EDIT: I'm honestly not sure what this issue might be... If you're up for sending me a screenshot, there's an email link at the bottom of https://yaros.ae/.
reply▲This is amazing! Thanks for the excellent memories!
reply▲Thank you! I'm happy you enjoyed it!
reply▲reconnecting4 hours ago
[-] Amazing turn on/off effect!
reply▲Thanks! I put a lot of effort into making sure it was just right. The delay right after shutdown before the button panel shows up where you see absolutely nothing before noticing your own reflection in the blackness of your screen was also intentional!
reply▲subjectsigma5 hours ago
[-] Just clicking around I accidentally highlighted the background element or something, which caused the whole page to turn blue. Then no matter what I clicked I couldn't get it to un-select. Making everything blue didn't ruin the experience or anything but it was a little annoying. Safari 18.5 (20621.2.5.11.8) and Google Chrome 138.0.7204.93.
reply▲I had the same reaction, but it's intentional. Open the Preferences app, check Decorate Desktop, and then select something other than Pale Blue Dot from the color palette picker.
reply▲Unless the canvas element itself is being selected - which would be a big oversight on my part, that's the default color palette, which is a blue tint to mimic the Lisa's CRT. Right now, it isn't applied until the settings start loading.
If this is causing any confusion I might put a priority on saving this setting in a way where it can be applied immediately as the page is loaded.
reply▲subjectsigma3 hours ago
[-] I think you and other commenters are correct - it's just the theming. I can't get it to not have the tint on startup and it goes away when changing the theme as rgovostes described. The reason I was confused was because it starts out as black-and-white and then turns blue, and the blue is basically the same color as selecting text! Oh well, I feel silly now.
reply▲Yeah. This is part of why I wanted to get this on places like HN eventually. This is valuable user feedback! For the longest time I kept this project totally secret.
What I'll probably do is serialize the setting data to localstorage so it's available before the system starts up and loads from IndexedDB.
reply▲humptybumpty5 hours ago
[-] Same on iphone. Maybe a swipe or something and it selected the whole page blue
Edit: doing nothing will do the autoselect. Odd
reply▲I think that tint is intended to emulate the look of the Lisa CRT.
reply▲Yes, that's correct.
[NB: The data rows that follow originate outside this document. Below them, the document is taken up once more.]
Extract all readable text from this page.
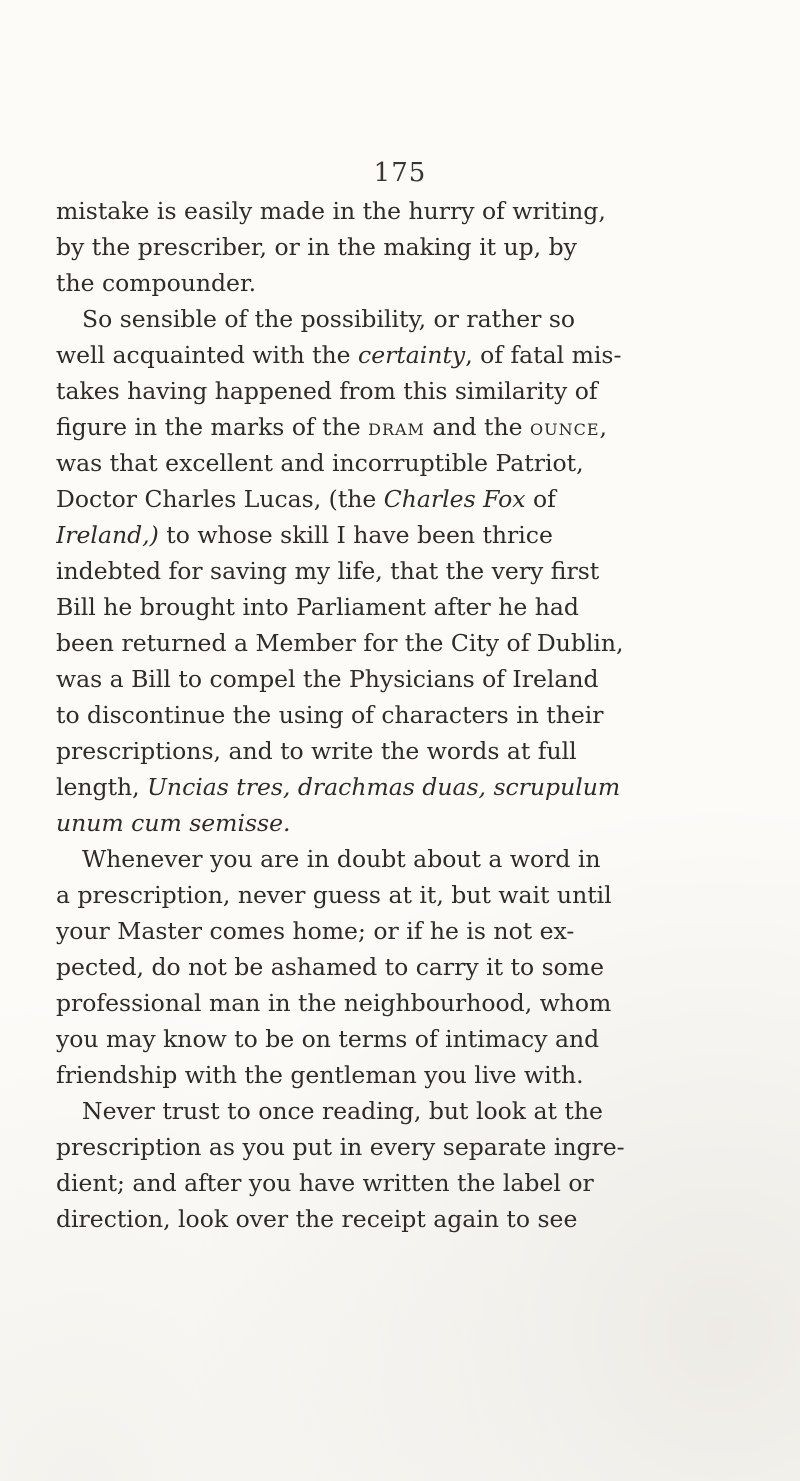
175
mistake is easily made in the hurry of writing,
by the prescriber, or in the making it up, by
the compounder.
So sensible of the possibility, or rather so
well acquainted with the certainty, of fatal mis-
takes having happened from this similarity of
figure in the marks of the DRAM and the OUNCE,
was that excellent and incorruptible Patriot,
Doctor Charles Lucas, (the Charles Fox of
Ireland,) to whose skill I have been thrice
indebted for saving my life, that the very first
Bill he brought into Parliament after he had
been returned a Member for the City of Dublin,
was a Bill to compel the Physicians of Ireland
to discontinue the using of characters in their
prescriptions, and to write the words at full
length, Uncias tres, drachmas duas, scrupulum
unum cum semisse.
Whenever you are in doubt about a word in
a prescription, never guess at it, but wait until
your Master comes home; or if he is not ex-
pected, do not be ashamed to carry it to some
professional man in the neighbourhood, whom
you may know to be on terms of intimacy and
friendship with the gentleman you live with.
Never trust to once reading, but look at the
prescription as you put in every separate ingre-
dient; and after you have written the label or
direction, look over the receipt again to see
There's a variety of palettes to choose from in the preferences!
reply▲Cool but color hurt my eyes.
reply▲In the preferences app, you can set the brightness after clicking "Set Conveniences," and you can change the color palette after clicking "Decorate Desktop." You may have to play around a little to find a setting that is most comfortable to you.
reply▲> minor bugs with PWAs on iOS
There are major bugs with PWA's, and I suspect most of them stem from the tens of billions of dollars per year of app store revenue that would be undermined if PWA's actually became useful...
reply▲Well, yeah... of course. Thankfully, mobile support hasn't been the highest priority.
reply▲frumplestlatz4 hours ago
[-] Users aren’t demanding and have never demanded good PWA support. I suspect it has more to do with that.
reply▲Random people have no business of knowing what a “PWA” is. So of course they don’t ask specifically for that.
People asking for “I just want to have fully featured apps coming from wherever” are aplenty. Apple has pushed app snippets and in-AppStore one shot apps for a long time. These would be much better as PWAs.
Not because PWAs are inherently better. I believe native programs are superior. However history has shown that vast majority of apps are just poorly wrapped websites.
As an aside, iOS PWA support is really phoned in. For example they introduced environmental css variables for safe insets. And then provided no way to test them outside of real device or a simulator.
reply▲I’d bet they would if they were offered a nearly 30% price reduction.